Your affectionate friend

C Wistar Jr.

RC (DLC); endorsed by TJ as received 22 May and so recorded in SJL.

your letter: TJ to Wistar, 30 Apr.

Campers account of the Elephant: a reference to the Dutch physician and anatomist Petrus Camper. Having dissected an Indian elephant and researched some African elephants, he contributed letters to collaborators in France and developed engraved plates that were intended for publication. Camper’s death, however, prevented publication until 1802, when his son Adriaan Gilles Camper completed the work as Description anatomique d’un éléphant mâle. The younger Camper was elected a member of the American Philosophical Society and was presumably Wistar’s contact (Robert Paul Willem Visser, The Zoological Work of Petrus Camper [1722-1789] [Amsterdam, 1985], 52-7; APS description begins American Philosophical Society description ends , Proceedings, 22, pt. 3 [1884-85], 390).
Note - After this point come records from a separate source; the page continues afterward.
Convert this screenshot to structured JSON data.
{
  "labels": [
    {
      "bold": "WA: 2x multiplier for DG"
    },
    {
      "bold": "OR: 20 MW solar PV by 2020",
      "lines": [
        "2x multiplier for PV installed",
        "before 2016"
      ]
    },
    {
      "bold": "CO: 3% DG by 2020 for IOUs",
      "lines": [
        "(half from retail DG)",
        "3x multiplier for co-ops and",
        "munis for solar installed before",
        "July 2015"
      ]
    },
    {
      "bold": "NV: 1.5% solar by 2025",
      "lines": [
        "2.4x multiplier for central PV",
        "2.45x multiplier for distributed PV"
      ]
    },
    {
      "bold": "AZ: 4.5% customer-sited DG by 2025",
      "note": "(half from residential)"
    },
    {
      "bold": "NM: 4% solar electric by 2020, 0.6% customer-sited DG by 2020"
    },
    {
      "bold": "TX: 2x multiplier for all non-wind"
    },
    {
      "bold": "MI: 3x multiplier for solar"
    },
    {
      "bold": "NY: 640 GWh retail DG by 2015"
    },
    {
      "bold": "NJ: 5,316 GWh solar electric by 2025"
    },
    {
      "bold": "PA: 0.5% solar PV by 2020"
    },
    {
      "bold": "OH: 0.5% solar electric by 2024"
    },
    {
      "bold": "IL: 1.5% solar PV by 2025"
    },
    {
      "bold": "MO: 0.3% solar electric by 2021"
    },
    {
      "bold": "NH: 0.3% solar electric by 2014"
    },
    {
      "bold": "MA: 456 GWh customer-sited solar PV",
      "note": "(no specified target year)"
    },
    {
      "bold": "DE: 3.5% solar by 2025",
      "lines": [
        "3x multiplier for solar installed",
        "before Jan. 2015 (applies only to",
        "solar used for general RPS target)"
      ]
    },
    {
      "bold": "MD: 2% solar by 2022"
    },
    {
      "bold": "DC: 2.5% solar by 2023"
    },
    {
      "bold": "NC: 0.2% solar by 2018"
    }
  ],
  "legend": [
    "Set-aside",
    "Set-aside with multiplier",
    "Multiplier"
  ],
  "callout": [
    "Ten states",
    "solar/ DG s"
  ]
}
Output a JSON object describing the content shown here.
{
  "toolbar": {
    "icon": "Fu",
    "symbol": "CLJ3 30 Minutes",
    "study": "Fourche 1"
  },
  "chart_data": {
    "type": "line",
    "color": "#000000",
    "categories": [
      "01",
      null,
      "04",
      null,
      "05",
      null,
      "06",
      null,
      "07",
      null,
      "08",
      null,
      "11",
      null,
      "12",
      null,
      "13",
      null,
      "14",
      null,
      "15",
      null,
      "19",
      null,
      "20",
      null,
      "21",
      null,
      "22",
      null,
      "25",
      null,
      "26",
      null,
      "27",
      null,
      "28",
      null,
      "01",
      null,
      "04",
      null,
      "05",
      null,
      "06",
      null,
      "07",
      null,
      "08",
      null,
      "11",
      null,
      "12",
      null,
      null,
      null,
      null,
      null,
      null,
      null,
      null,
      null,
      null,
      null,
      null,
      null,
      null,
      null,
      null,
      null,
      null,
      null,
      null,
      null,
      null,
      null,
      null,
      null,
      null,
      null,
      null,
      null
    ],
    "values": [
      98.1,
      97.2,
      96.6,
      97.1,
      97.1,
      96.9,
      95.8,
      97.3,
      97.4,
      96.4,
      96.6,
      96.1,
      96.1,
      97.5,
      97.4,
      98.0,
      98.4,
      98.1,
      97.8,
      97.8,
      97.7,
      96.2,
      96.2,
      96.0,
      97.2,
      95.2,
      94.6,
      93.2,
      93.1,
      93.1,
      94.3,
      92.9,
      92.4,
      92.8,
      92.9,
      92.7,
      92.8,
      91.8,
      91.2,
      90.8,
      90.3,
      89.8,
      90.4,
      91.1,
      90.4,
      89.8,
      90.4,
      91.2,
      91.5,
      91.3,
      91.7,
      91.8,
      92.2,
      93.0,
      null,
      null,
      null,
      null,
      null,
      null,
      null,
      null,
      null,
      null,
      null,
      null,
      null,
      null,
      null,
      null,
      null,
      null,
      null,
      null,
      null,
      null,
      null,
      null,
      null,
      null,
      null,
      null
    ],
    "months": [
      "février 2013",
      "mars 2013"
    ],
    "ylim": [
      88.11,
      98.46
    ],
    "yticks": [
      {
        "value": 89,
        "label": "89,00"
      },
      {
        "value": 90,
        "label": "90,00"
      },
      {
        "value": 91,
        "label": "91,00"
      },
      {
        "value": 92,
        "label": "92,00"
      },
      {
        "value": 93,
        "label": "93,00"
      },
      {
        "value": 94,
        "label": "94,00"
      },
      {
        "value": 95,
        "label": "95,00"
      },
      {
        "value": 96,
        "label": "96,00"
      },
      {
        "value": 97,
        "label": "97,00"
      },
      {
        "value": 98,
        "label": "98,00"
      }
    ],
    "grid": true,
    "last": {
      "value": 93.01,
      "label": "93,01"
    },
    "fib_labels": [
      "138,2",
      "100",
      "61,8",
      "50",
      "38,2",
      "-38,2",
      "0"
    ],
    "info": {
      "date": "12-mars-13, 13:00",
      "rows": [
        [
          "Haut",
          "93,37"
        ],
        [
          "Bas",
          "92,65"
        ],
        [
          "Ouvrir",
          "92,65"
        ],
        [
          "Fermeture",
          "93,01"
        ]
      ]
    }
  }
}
William Roxburgh (Roxborough), a prominent botanist, was likely acting on behalf of the Asiatic Society of Calcutta, which sent a skeleton of an elephant to the American Philosophical Society later in the year (DNB description begins H. C. G. Matthew and Brian Harrison, eds., Oxford Dictionary of National Biography, In Association with The British Academy, From the Earliest Times to the Year 2000, Oxford, 2004, 60 vols. description ends ; APS description begins American Philosophical Society description ends , Proceedings, 22, pt. 3 [1884-85], 380).

TJ had previously received information from Charles Willson Peale on the large fossilized paw or foot, which had been obtained by a man named Jeremiah Reeder (Vol. 43:645-6, 663-4).